Per divorarti meglio!”
Cappuccetto Rosso Sangue è un perfetto esempio di “marketing”, di prodotto commerciale pensato a tavolino ed indirizzato ad un pubblico adolescenziale. In sé contiene tutti gli elementi necessari per sbancare al botteghino a partire dal tema che, con la presenza di licantropi, un triangolo amoroso e una (scarsa) tensione sessuale tra i protagonisti, riassume le ultime tendenze giovanili; agli attori, tra i quali figura anche un Edward Cullen mancato: Shiloh Fernandez, che interpreta il ruolo di Peter, era in lista per la parte del celebre vampiro di Twilight, assegnata poi a Robert Pattinson.
La decisione di creare un libro dal film è un ennesimo esempio del detto “il guadagno per il guadagno”, sebbene la versione scritta della pellicola è di gran lunga superiore al prodotto cinematografico.
Nonostante la sua relativa giovane età, la scrittrice, Sarah Blakley-Cartwright, riesce ad analizzare i personaggi dando maggiore spessore alla storia e ciò è possibile anche grazie al diverso incipit del libro rispetto al film. Il romanzo ci spiega che l’odio tra Peter e Henry non è solo dipeso dall’amore per la ragazza, ma ha radici ben profonde che lo rendono più comprensibile e meno banale. Inoltre, anche la storia d’amore tra il giovane falegname e Valerie assume una diversa prospettiva e diviene più struggente: i due sono stati separati per più di dieci anni, ma nonostante questo i loro sentimenti non sono cambiati.
La direzione del film, prodotto dalla casa cinematografica di Leonardo Di Caprio, spetta a Catherine Hardwicke. La regista probabilmente è stata scelta per la sua capacità di interagire con attori giovani e mischiare temi adolescenziali con toni cupi, ma la Hardwicke con “Cappuccetto Rosso Sangue” non raggiunge i livelli di “Thirteen” (già mancati nel primo capitolo della saga di “Twilight”).
Il film è in bilico: vuole essere un horror, ma non in maniera eccessiva; è fantasy, ma l’unico personaggio sovrannaturale è un licantropo; ci mostra un possibile triangolo amoroso, ma sin da subito i sentimenti di Valerie propendono per un solo uomo, eliminando ogni tipo di pathos; vuole creare tensione e spingere gli spettatori a chiedersi “chi sarà mai il lupo?”, ma non vi è una vera e propria trama investigativa. “Compiacere” sembra essere la parola chiave della produzione.

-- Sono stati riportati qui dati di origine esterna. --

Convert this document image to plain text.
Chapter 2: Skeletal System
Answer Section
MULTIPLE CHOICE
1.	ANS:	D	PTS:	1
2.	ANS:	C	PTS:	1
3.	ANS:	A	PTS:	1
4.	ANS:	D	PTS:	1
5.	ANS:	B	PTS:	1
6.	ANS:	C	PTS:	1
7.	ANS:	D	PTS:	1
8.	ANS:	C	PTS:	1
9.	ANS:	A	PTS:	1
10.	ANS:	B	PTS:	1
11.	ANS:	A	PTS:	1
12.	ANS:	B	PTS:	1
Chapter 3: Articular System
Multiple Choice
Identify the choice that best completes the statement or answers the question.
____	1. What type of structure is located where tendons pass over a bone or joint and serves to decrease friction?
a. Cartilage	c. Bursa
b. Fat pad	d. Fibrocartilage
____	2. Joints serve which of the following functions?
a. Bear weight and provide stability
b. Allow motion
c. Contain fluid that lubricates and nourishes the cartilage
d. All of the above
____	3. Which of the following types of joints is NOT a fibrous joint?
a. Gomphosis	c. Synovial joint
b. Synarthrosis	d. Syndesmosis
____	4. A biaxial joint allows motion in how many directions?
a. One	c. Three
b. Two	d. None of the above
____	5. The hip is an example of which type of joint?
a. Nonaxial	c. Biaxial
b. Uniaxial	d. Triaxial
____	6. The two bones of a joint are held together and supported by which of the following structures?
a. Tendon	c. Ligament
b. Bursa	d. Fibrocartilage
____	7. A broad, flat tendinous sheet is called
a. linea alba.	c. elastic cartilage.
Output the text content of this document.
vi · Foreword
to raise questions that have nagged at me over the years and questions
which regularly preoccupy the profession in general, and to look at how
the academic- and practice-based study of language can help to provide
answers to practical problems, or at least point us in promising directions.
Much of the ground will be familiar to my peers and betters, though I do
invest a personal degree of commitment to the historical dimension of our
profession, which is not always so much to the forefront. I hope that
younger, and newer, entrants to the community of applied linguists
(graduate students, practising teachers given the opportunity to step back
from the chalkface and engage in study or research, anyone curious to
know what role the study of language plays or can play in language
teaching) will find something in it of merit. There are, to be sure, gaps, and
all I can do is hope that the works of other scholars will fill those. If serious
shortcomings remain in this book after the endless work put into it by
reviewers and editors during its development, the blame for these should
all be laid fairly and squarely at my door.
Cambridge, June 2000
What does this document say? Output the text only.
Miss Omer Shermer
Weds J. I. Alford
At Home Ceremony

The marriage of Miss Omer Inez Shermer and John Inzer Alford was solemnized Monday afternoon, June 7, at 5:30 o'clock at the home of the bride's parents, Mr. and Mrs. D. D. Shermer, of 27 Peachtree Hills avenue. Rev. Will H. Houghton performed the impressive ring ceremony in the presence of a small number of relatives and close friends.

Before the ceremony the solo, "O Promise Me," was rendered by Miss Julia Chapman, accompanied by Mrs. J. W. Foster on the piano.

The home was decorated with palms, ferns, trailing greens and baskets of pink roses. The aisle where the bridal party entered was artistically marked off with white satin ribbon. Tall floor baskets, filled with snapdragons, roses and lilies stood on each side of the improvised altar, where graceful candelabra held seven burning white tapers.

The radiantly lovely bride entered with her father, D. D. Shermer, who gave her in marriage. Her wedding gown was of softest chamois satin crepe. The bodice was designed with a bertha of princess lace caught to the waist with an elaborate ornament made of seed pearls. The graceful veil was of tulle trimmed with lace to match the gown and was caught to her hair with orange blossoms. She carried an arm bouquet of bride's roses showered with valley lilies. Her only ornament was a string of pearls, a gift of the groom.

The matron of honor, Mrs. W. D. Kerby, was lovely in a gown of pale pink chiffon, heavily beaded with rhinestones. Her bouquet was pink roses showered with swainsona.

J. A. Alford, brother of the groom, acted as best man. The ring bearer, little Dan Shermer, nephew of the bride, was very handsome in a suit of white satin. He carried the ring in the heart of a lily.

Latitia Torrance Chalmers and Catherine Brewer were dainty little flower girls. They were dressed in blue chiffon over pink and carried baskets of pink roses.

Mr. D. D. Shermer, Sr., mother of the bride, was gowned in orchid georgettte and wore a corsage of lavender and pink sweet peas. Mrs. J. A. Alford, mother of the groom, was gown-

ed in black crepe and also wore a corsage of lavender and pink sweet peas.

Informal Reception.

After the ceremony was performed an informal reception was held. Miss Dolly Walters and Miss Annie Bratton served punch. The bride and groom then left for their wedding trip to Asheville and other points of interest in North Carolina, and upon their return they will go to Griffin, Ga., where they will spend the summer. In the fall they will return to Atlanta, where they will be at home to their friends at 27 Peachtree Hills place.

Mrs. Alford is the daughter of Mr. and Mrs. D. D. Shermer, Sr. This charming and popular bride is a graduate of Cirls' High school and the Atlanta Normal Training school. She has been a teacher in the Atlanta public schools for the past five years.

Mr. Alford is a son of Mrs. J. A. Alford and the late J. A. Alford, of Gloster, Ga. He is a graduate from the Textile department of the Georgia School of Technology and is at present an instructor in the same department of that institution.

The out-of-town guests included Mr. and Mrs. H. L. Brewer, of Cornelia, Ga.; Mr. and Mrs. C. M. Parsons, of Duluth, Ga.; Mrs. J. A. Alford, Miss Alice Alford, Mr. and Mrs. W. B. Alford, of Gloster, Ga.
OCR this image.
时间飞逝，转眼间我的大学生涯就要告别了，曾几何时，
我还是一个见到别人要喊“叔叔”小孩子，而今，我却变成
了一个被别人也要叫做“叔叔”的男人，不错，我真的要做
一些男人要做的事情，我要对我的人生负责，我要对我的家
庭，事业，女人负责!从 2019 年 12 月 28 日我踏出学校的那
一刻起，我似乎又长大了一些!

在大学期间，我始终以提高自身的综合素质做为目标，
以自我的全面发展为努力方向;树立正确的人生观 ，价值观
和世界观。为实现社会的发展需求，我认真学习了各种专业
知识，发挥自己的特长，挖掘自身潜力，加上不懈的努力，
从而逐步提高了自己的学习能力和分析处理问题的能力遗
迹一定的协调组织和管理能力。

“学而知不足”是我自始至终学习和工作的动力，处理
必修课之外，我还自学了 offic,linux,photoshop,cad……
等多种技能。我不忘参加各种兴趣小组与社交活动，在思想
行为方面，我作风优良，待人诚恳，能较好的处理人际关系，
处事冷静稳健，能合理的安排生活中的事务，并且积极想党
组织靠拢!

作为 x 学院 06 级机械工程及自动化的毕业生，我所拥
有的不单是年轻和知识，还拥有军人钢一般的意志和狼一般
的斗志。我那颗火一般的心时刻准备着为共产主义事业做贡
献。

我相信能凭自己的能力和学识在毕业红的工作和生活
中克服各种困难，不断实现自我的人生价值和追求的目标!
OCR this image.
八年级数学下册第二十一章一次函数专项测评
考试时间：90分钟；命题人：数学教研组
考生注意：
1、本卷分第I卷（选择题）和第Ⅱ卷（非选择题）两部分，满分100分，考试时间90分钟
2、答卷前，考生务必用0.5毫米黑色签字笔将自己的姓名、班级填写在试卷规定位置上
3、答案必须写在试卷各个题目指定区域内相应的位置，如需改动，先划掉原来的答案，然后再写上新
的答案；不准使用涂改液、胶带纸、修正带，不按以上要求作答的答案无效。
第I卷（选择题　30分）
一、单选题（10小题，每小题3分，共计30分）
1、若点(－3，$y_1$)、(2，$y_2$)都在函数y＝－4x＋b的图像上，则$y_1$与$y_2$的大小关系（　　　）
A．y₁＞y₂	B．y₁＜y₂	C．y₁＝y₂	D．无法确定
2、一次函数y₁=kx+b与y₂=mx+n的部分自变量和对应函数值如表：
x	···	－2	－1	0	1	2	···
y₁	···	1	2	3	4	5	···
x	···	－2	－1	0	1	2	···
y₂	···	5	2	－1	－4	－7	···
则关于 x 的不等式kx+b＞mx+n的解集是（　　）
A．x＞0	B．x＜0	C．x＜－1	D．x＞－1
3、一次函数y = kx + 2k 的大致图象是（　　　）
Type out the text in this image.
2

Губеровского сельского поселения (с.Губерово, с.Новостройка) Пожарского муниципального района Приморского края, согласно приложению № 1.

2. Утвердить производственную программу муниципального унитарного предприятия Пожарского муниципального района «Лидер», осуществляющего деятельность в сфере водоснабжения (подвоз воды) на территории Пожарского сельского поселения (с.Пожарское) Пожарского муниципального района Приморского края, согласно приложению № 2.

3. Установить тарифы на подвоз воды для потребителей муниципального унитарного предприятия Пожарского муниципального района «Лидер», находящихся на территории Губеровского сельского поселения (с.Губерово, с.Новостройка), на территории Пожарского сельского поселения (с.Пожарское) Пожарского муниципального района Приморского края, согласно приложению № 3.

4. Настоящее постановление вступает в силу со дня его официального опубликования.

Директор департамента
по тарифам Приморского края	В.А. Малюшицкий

Osare, ma con moderazione, per riuscire ad attirare quante più fasce di pubblico possibili.
Il ritmo torbido che si genera da metà film è solo apparente: non è sostenuto da una vera e propria storia narrativa forte, ma è lasciato alle scelte musicali della colonna sonora e a qualche inquadratura con camera a mano.
Ibridi sono anche i personaggi, in particolare Padre Solomon (Gary Oldman) che ci viene presentato come un Van Helsing, ma con i caratteri tipici dell’inquisitore, sostituendo la caccia alle streghe con quella dei licantropi. In ogni caso, quello di Oldman è il ruolo che riesce a conferire al film un’atmosfera più buia.
Osando di più, il film avrebbe potuto essere più interessante, magari prendendo maggiore spunto dalla versione di Charles Perrault della fiaba, mischiando maggiormente la tensione sessuale con il tema horror-fantasy di fondo.